Throughout its three-year run, ‘Sang Linggo nAPO Sila was supposed to be an “alternative” to Eat Bulaga instead of merely a competitor, and it was highlighted by their supposedly “more intelligent humor.” When this didn’t prove to be a hit with the masses, management asked the three hosts to “tone down” on the humor, and until the day they were asked, they never did. Because APO Hiking Society had no f*cks to give—unless it was for an Aquino, then they gave all the f*cks.
ASAP was the leading Sunday noontime show until maybe a year or two ago. Perhaps in an act of desperation, some of the powers that be at ABS-CBN decided that they needed to come up with something to really stick it to their competition.
HashT5 ended up being one of those ideas.
Anyone with some cardboard we could write on?
If it was an idea by one of the ASAP hosts, it would be great if we knew who it was so we could never trust their judgment ever again.
Just this weekend, the internet went nuts when Tito Sotto, live on Eat Bulaga, listened to a woman who was re-telling how she was taken advantage sexually of some friends she went drinking with. He looked so angry, and just when you expected him to lecture these ne’er do wells about taking advantage of a woman who was clearly drunk and incapable of consent, he promptly decided to blame the victim for what happened to her instead.
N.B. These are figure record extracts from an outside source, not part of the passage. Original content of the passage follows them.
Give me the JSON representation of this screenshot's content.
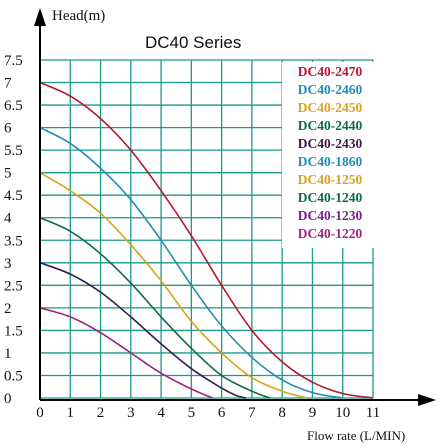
{
  "chart_data": {
    "type": "line",
    "title": "DC40 Series",
    "ylabel": "Head(m)",
    "xlabel": "Flow rate (L/MIN)",
    "xlim": [
      0,
      11
    ],
    "ylim": [
      0,
      7.5
    ],
    "x_ticks": [
      "0",
      "1",
      "2",
      "3",
      "4",
      "5",
      "6",
      "7",
      "8",
      "9",
      "10",
      "11"
    ],
    "y_ticks": [
      "0",
      "0.5",
      "1",
      "1.5",
      "2",
      "2.5",
      "3",
      "3.5",
      "4",
      "4.5",
      "5",
      "5.5",
      "6",
      "6.5",
      "7",
      "7.5"
    ],
    "grid": true,
    "grid_color": "#1a9a8a",
    "legend_position": "top-right",
    "series": [
      {
        "name": "DC40-2470",
        "color": "#b5172e",
        "points": [
          [
            0,
            7.0
          ],
          [
            1,
            6.7
          ],
          [
            2,
            6.2
          ],
          [
            3,
            5.5
          ],
          [
            4,
            4.6
          ],
          [
            5,
            3.6
          ],
          [
            6,
            2.5
          ],
          [
            7,
            1.5
          ],
          [
            8,
            0.8
          ],
          [
            9,
            0.35
          ],
          [
            10,
            0.1
          ],
          [
            11,
            0.0
          ]
        ]
      },
      {
        "name": "DC40-2460",
        "color": "#1f8fb8",
        "points": [
          [
            0,
            6.0
          ],
          [
            1,
            5.65
          ],
          [
            2,
            5.1
          ],
          [
            3,
            4.4
          ],
          [
            4,
            3.5
          ],
          [
            5,
            2.5
          ],
          [
            6,
            1.6
          ],
          [
            7,
            0.9
          ],
          [
            8,
            0.4
          ],
          [
            9,
            0.12
          ],
          [
            10,
            0.0
          ]
        ]
      },
      {
        "name": "DC40-2450",
        "color": "#d9a21a",
        "points": [
          [
            0,
            5.0
          ],
          [
            1,
            4.6
          ],
          [
            2,
            4.1
          ],
          [
            3,
            3.4
          ],
          [
            4,
            2.6
          ],
          [
            5,
            1.7
          ],
          [
            6,
            1.0
          ],
          [
            7,
            0.45
          ],
          [
            8,
            0.15
          ],
          [
            8.8,
            0.0
          ]
        ]
      },
      {
        "name": "DC40-2440",
        "color": "#0d6b4a",
        "points": [
          [
            0,
            4.0
          ],
          [
            1,
            3.7
          ],
          [
            2,
            3.2
          ],
          [
            3,
            2.55
          ],
          [
            4,
            1.8
          ],
          [
            5,
            1.1
          ],
          [
            6,
            0.5
          ],
          [
            7,
            0.15
          ],
          [
            7.6,
            0.0
          ]
        ]
      },
      {
        "name": "DC40-2430",
        "color": "#3b1a4a",
        "points": [
          [
            0,
            3.0
          ],
          [
            1,
            2.75
          ],
          [
            2,
            2.35
          ],
          [
            3,
            1.8
          ],
          [
            4,
            1.2
          ],
          [
            5,
            0.65
          ],
          [
            6,
            0.22
          ],
          [
            6.5,
            0.05
          ],
          [
            6.8,
            0.0
          ]
        ]
      },
      {
        "name": "DC40-1860",
        "color": "#1f8fb8",
        "points": []
      },
      {
        "name": "DC40-1250",
        "color": "#d9a21a",
        "points": []
      },
      {
        "name": "DC40-1240",
        "color": "#0d6b4a",
        "points": []
      },
      {
        "name": "DC40-1230",
        "color": "#7a1f8a",
        "points": []
      },
      {
        "name": "DC40-1220",
        "color": "#a0237a",
        "points": [
          [
            0,
            2.0
          ],
          [
            1,
            1.8
          ],
          [
            2,
            1.45
          ],
          [
            3,
            1.0
          ],
          [
            4,
            0.55
          ],
          [
            5,
            0.2
          ],
          [
            5.7,
            0.0
          ]
        ]
      }
    ]
  }
}
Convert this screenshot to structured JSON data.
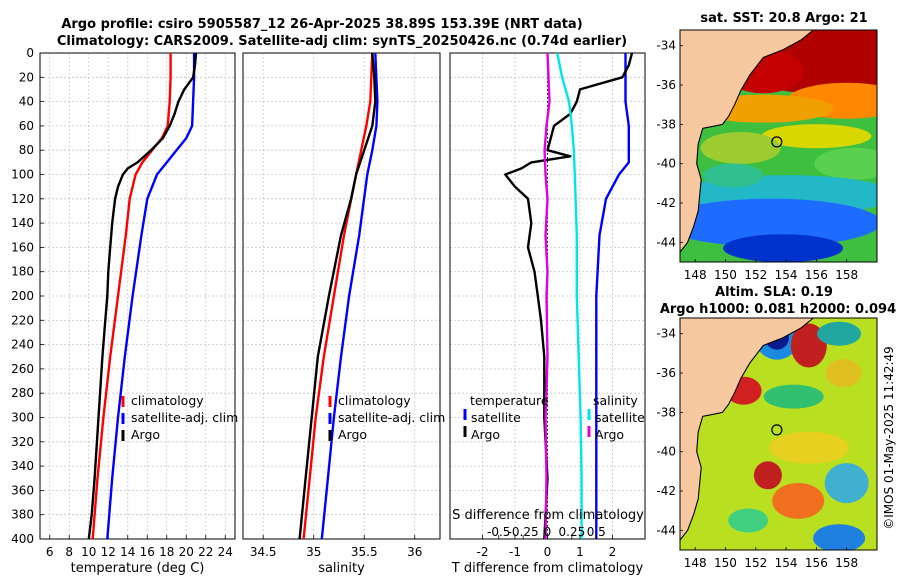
{
  "titles": {
    "line1": "Argo profile: csiro 5905587_12 26-Apr-2025 38.89S 153.39E (NRT data)",
    "line2": "Climatology: CARS2009. Satellite-adj clim: synTS_20250426.nc (0.74d earlier)",
    "sst": "sat. SST: 20.8 Argo: 21",
    "sla1": "Altim. SLA: 0.19",
    "sla2": "Argo h1000: 0.081 h2000: 0.094"
  },
  "credit": "©IMOS 01-May-2025 11:42:49",
  "colors": {
    "climatology": "#ff0000",
    "satellite": "#0000ff",
    "argo": "#000000",
    "sal_diff_sat": "#00e5e5",
    "sal_diff_argo": "#e000e0",
    "land": "#f8c9a0"
  },
  "chart_data": [
    {
      "type": "line",
      "id": "temperature",
      "xlabel": "temperature (deg C)",
      "ylabel": "",
      "xlim": [
        5,
        25
      ],
      "ylim": [
        400,
        0
      ],
      "xticks": [
        "6",
        "8",
        "10",
        "12",
        "14",
        "16",
        "18",
        "20",
        "22",
        "24"
      ],
      "xtick_values": [
        6,
        8,
        10,
        12,
        14,
        16,
        18,
        20,
        22,
        24
      ],
      "yticks": [
        "0",
        "20",
        "40",
        "60",
        "80",
        "100",
        "120",
        "140",
        "160",
        "180",
        "200",
        "220",
        "240",
        "260",
        "280",
        "300",
        "320",
        "340",
        "360",
        "380",
        "400"
      ],
      "ytick_values": [
        0,
        20,
        40,
        60,
        80,
        100,
        120,
        140,
        160,
        180,
        200,
        220,
        240,
        260,
        280,
        300,
        320,
        340,
        360,
        380,
        400
      ],
      "legend": [
        "climatology",
        "satellite-adj. clim",
        "Argo"
      ],
      "series": [
        {
          "name": "climatology",
          "depth": [
            0,
            20,
            40,
            60,
            70,
            80,
            90,
            100,
            120,
            150,
            200,
            250,
            300,
            350,
            400
          ],
          "values": [
            18.4,
            18.4,
            18.3,
            18.1,
            17.5,
            16.5,
            15.5,
            14.8,
            14.2,
            13.8,
            13.0,
            12.2,
            11.5,
            10.9,
            10.4
          ]
        },
        {
          "name": "satellite-adj. clim",
          "depth": [
            0,
            20,
            40,
            60,
            70,
            80,
            90,
            100,
            120,
            150,
            200,
            250,
            300,
            350,
            400
          ],
          "values": [
            20.8,
            20.8,
            20.7,
            20.6,
            20.0,
            19.0,
            18.0,
            17.0,
            16.0,
            15.4,
            14.5,
            13.7,
            13.0,
            12.4,
            11.9
          ]
        },
        {
          "name": "Argo",
          "depth": [
            0,
            10,
            20,
            30,
            40,
            50,
            60,
            70,
            80,
            90,
            95,
            100,
            110,
            120,
            140,
            160,
            180,
            200,
            220,
            250,
            300,
            350,
            380,
            400
          ],
          "values": [
            21.0,
            20.9,
            20.7,
            19.8,
            19.2,
            18.8,
            18.3,
            17.6,
            16.4,
            15.0,
            14.0,
            13.5,
            13.0,
            12.7,
            12.4,
            12.2,
            12.0,
            11.9,
            11.7,
            11.4,
            11.0,
            10.6,
            10.3,
            10.0
          ]
        }
      ]
    },
    {
      "type": "line",
      "id": "salinity",
      "xlabel": "salinity",
      "ylabel": "",
      "xlim": [
        34.3,
        36.25
      ],
      "ylim": [
        400,
        0
      ],
      "xticks": [
        "34.5",
        "35",
        "35.5",
        "36"
      ],
      "xtick_values": [
        34.5,
        35,
        35.5,
        36
      ],
      "legend": [
        "climatology",
        "satellite-adj. clim",
        "Argo"
      ],
      "series": [
        {
          "name": "climatology",
          "depth": [
            0,
            40,
            60,
            80,
            100,
            150,
            200,
            250,
            300,
            350,
            400
          ],
          "values": [
            35.58,
            35.56,
            35.52,
            35.47,
            35.42,
            35.3,
            35.2,
            35.1,
            35.02,
            34.96,
            34.9
          ]
        },
        {
          "name": "satellite-adj. clim",
          "depth": [
            0,
            40,
            60,
            80,
            100,
            150,
            200,
            250,
            300,
            350,
            400
          ],
          "values": [
            35.61,
            35.63,
            35.62,
            35.58,
            35.53,
            35.45,
            35.35,
            35.27,
            35.2,
            35.14,
            35.08
          ]
        },
        {
          "name": "Argo",
          "depth": [
            0,
            20,
            40,
            60,
            80,
            100,
            120,
            150,
            200,
            250,
            300,
            350,
            400
          ],
          "values": [
            35.58,
            35.6,
            35.61,
            35.58,
            35.5,
            35.42,
            35.37,
            35.27,
            35.15,
            35.04,
            34.98,
            34.92,
            34.86
          ]
        }
      ]
    },
    {
      "type": "line",
      "id": "differences",
      "xlabel": "T difference from climatology",
      "xlabel_top": "S difference from climatology",
      "xlim": [
        -3,
        3
      ],
      "ylim": [
        400,
        0
      ],
      "xticks": [
        "-2",
        "-1",
        "0",
        "1",
        "2"
      ],
      "xtick_values": [
        -2,
        -1,
        0,
        1,
        2
      ],
      "sticks": [
        "-0.5",
        "-0.25",
        "0",
        "0.25",
        "0.5"
      ],
      "stick_values_T": [
        -1.5,
        -0.75,
        0,
        0.75,
        1.5
      ],
      "legend_temperature": [
        "temperature",
        "satellite",
        "Argo"
      ],
      "legend_salinity": [
        "salinity",
        "satellite",
        "Argo"
      ],
      "series": [
        {
          "name": "temperature satellite",
          "depth": [
            0,
            20,
            40,
            60,
            70,
            80,
            90,
            100,
            120,
            150,
            200,
            250,
            300,
            350,
            400
          ],
          "values": [
            2.4,
            2.4,
            2.4,
            2.5,
            2.5,
            2.5,
            2.5,
            2.2,
            1.8,
            1.6,
            1.5,
            1.5,
            1.5,
            1.5,
            1.5
          ]
        },
        {
          "name": "temperature Argo",
          "depth": [
            0,
            10,
            20,
            30,
            40,
            50,
            60,
            70,
            80,
            85,
            90,
            95,
            100,
            110,
            120,
            140,
            160,
            180,
            200,
            220,
            250,
            300,
            350,
            400
          ],
          "values": [
            2.6,
            2.5,
            2.3,
            1.0,
            0.9,
            0.7,
            0.2,
            0.1,
            0.0,
            0.7,
            -0.5,
            -0.8,
            -1.3,
            -1.0,
            -0.6,
            -0.5,
            -0.6,
            -0.4,
            -0.3,
            -0.2,
            -0.1,
            -0.1,
            0.0,
            -0.1
          ]
        },
        {
          "name": "salinity satellite",
          "depth": [
            0,
            20,
            40,
            60,
            80,
            100,
            150,
            200,
            250,
            300,
            350,
            400
          ],
          "values": [
            0.1,
            0.15,
            0.22,
            0.25,
            0.27,
            0.28,
            0.3,
            0.3,
            0.32,
            0.34,
            0.35,
            0.35
          ]
        },
        {
          "name": "salinity Argo",
          "depth": [
            0,
            20,
            40,
            60,
            80,
            100,
            120,
            150,
            180,
            200,
            250,
            300,
            350,
            400
          ],
          "values": [
            0.0,
            0.01,
            0.02,
            -0.01,
            -0.03,
            -0.02,
            0.0,
            -0.02,
            0.0,
            -0.01,
            0.0,
            -0.02,
            -0.01,
            -0.02
          ]
        }
      ]
    },
    {
      "type": "heatmap",
      "id": "sst_map",
      "title": "sat. SST: 20.8 Argo: 21",
      "xticks": [
        "148",
        "150",
        "152",
        "154",
        "156",
        "158"
      ],
      "xtick_values": [
        148,
        150,
        152,
        154,
        156,
        158
      ],
      "yticks": [
        "-34",
        "-36",
        "-38",
        "-40",
        "-42",
        "-44"
      ],
      "ytick_values": [
        -34,
        -36,
        -38,
        -40,
        -42,
        -44
      ],
      "xlim": [
        147,
        160
      ],
      "ylim": [
        -45,
        -33.2
      ],
      "argo_position": {
        "lon": 153.39,
        "lat": -38.89
      }
    },
    {
      "type": "heatmap",
      "id": "sla_map",
      "title": "Altim. SLA: 0.19",
      "xticks": [
        "148",
        "150",
        "152",
        "154",
        "156",
        "158"
      ],
      "xtick_values": [
        148,
        150,
        152,
        154,
        156,
        158
      ],
      "yticks": [
        "-34",
        "-36",
        "-38",
        "-40",
        "-42",
        "-44"
      ],
      "ytick_values": [
        -34,
        -36,
        -38,
        -40,
        -42,
        -44
      ],
      "xlim": [
        147,
        160
      ],
      "ylim": [
        -45,
        -33.2
      ],
      "argo_position": {
        "lon": 153.39,
        "lat": -38.89
      }
    }
  ]
}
Apparently, Tito Sotto thinks that if women never drank, never wore shorts, and stuck to the kitchen, they would never get raped. Unfortunately for him, that’s not how rape works, because the leading cause for rape isn’t what a woman is wearing, or that she went drinking, or that she flirted with a guy—the leading cause for rape would be, SURPRISE! rapists.
It seems a bit two-faced for people to be decrying the CHR for “protecting criminals” while in the same breath “protecting criminals” once the crime becomes rape via blaming the victim.